A total of 11 US state pension funds placed a bet on shares of Strategy (MSTR), the company led by Michael Saylor – and now nearly all of them are facing serious losses. According to the latest data, 10 out of 11 funds are down roughly 60% on their investments. Combined unrealized losses have exceeded $337 million. Strategy’s stock has fallen 67% over the past six months, largely driven by a sharp decline in Bitcoin – the company’s key balance-sheet asset.
These losses highlight just how risky Strategy’s chosen approach has become, and how sensitive institutional investors – including government pension funds – remain to crypto market volatility. Collectively, the funds hold nearly 1.8 million shares of Strategy, now valued at around $240 million, down from approximately $577 million when they first reported their allocations. That translates into $337 million in paper losses.
It is important to note that Strategy pioneered the so-called “Bitcoin treasury” model – a strategy in which a company issues debt and equity to purchase Bitcoin, effectively creating leveraged exposure. During bull markets, this approach amplifies gains, but during downturns, losses multiply just as quickly.

In 2024 and 2025, many companies rushed to follow Strategy’s example, adopting similar debt-and-equity-driven Bitcoin accumulation strategies. Institutional investors, including pension funds, also began piling into this model.

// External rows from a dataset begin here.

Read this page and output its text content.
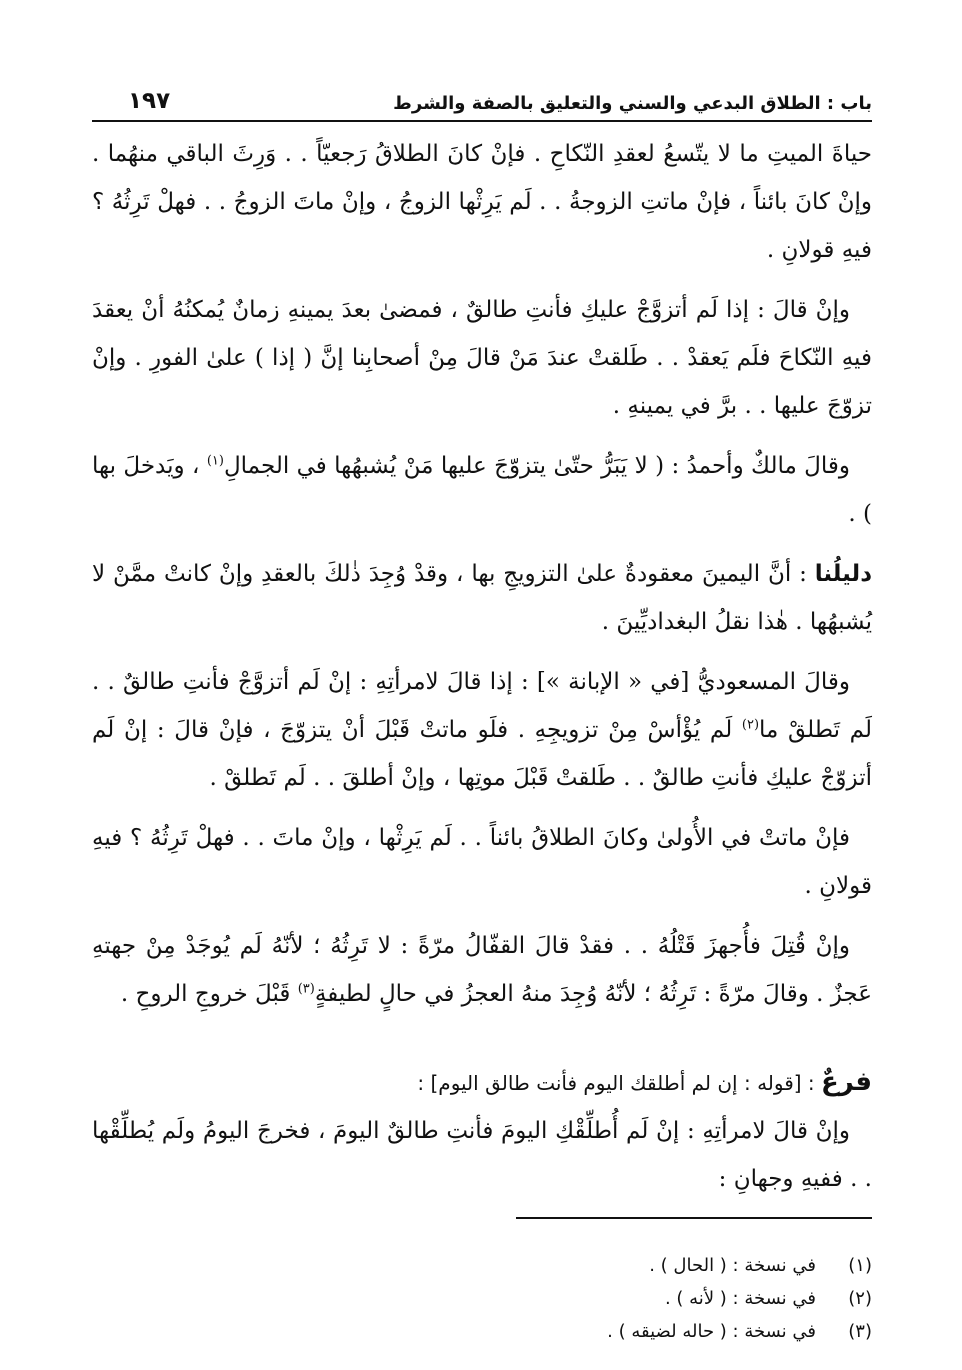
باب : الطلاق البدعي والسني والتعليق بالصفة والشرط
١٩٧

حياةَ الميتِ ما لا يتّسعُ لعقدِ النّكاحِ . فإنْ كانَ الطلاقُ رَجعيّاً . . وَرِثَ الباقي منهُما . وإنْ كانَ بائناً ، فإنْ ماتتِ الزوجةُ . . لَم يَرِثْها الزوجُ ، وإنْ ماتَ الزوجُ . . فهلْ تَرِثُهُ ؟ فيهِ قولانِ .

وإنْ قالَ : إذا لَم أتزوَّجْ عليكِ فأنتِ طالقٌ ، فمضىٰ بعدَ يمينهِ زمانٌ يُمكنُهُ أنْ يعقدَ فيهِ النّكاحَ فلَم يَعقدْ . . طَلقتْ عندَ مَنْ قالَ مِنْ أصحابِنا إنَّ ( إذا ) علىٰ الفورِ . وإنْ تزوّجَ عليها . . برَّ في يمينهِ .

وقالَ مالكٌ وأحمدُ : ( لا يَبَرُّ حتّىٰ يتزوّجَ عليها مَنْ يُشبهُها في الجمالِ$^{(١)}$ ، ويَدخلَ بها ) .

دليلُنا : أنَّ اليمينَ معقودةٌ علىٰ التزويجِ بها ، وقدْ وُجِدَ ذٰلكَ بالعقدِ وإنْ كانتْ ممَّنْ لا يُشبهُها . هٰذا نقلُ البغداديِّينَ .

وقالَ المسعوديُّ [في « الإبانة »] : إذا قالَ لامرأتِهِ : إنْ لَم أتزوَّجْ فأنتِ طالقٌ . . لَم تَطلقْ ما$^{(٢)}$ لَم يُؤْأسْ مِنْ تزويجِهِ . فلَو ماتتْ قَبْلَ أنْ يتزوّجَ ، فإنْ قالَ : إنْ لَم أتزوّجْ عليكِ فأنتِ طالقٌ . . طَلقتْ قَبْلَ موتِها ، وإنْ أطلقَ . . لَم تَطلقْ .

فإنْ ماتتْ في الأُولىٰ وكانَ الطلاقُ بائناً . . لَم يَرِثْها ، وإنْ ماتَ . . فهلْ تَرِثُهُ ؟ فيهِ قولانِ .

وإنْ قُتِلَ فأُجهزَ قَتْلُهُ . . فقدْ قالَ القفّالُ مرّةً : لا تَرِثُهُ ؛ لأنّهُ لَم يُوجَدْ مِنْ جهتهِ عَجزٌ . وقالَ مرّةً : تَرِثُهُ ؛ لأنّهُ وُجِدَ منهُ العجزُ في حالٍ لطيفةٍ$^{(٣)}$ قَبْلَ خروجِ الروحِ .

فرعٌ : [قوله : إن لم أطلقك اليوم فأنت طالق اليوم] :

وإنْ قالَ لامرأتِهِ : إنْ لَم أُطلِّقْكِ اليومَ فأنتِ طالقٌ اليومَ ، فخرجَ اليومُ ولَم يُطلِّقْها . . ففيهِ وجهانِ :

(١)
في نسخة : ( الحال ) .
(٢)
في نسخة : ( لأنه ) .
(٣)
في نسخة : ( حاله لضيقه ) .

However, once Bitcoin’s price started to decline, the consequences became painful. Strategy’s shares entered a deep drawdown, and investments that looked attractive during the bull market have now lost nearly two-thirds of their value.
This situation serves as a clear example of the double-edged risk facing institutional investors: on one hand, the potential for high returns during crypto rallies, and on the other, massive losses during market corrections. The drop in Bitcoin, the collapse in Strategy’s stock price, and the extreme volatility of the crypto market have turned these bets into highly dangerous exposures.
Now pension fund managers face a difficult question: was the strategy fundamentally flawed, or were the funds simply unlucky with timing? Regardless of the answer, this case demonstrates how cautious investors must be when allocating capital to companies with direct crypto exposure – especially when those investments involve retirees’ savings and long-term public obligations.
The market is watching with concern: a strategy that appeared nearly flawless in bull markets has revealed its weaknesses under volatility, and pension fund losses have become yet another reminder that high returns always come with high risk.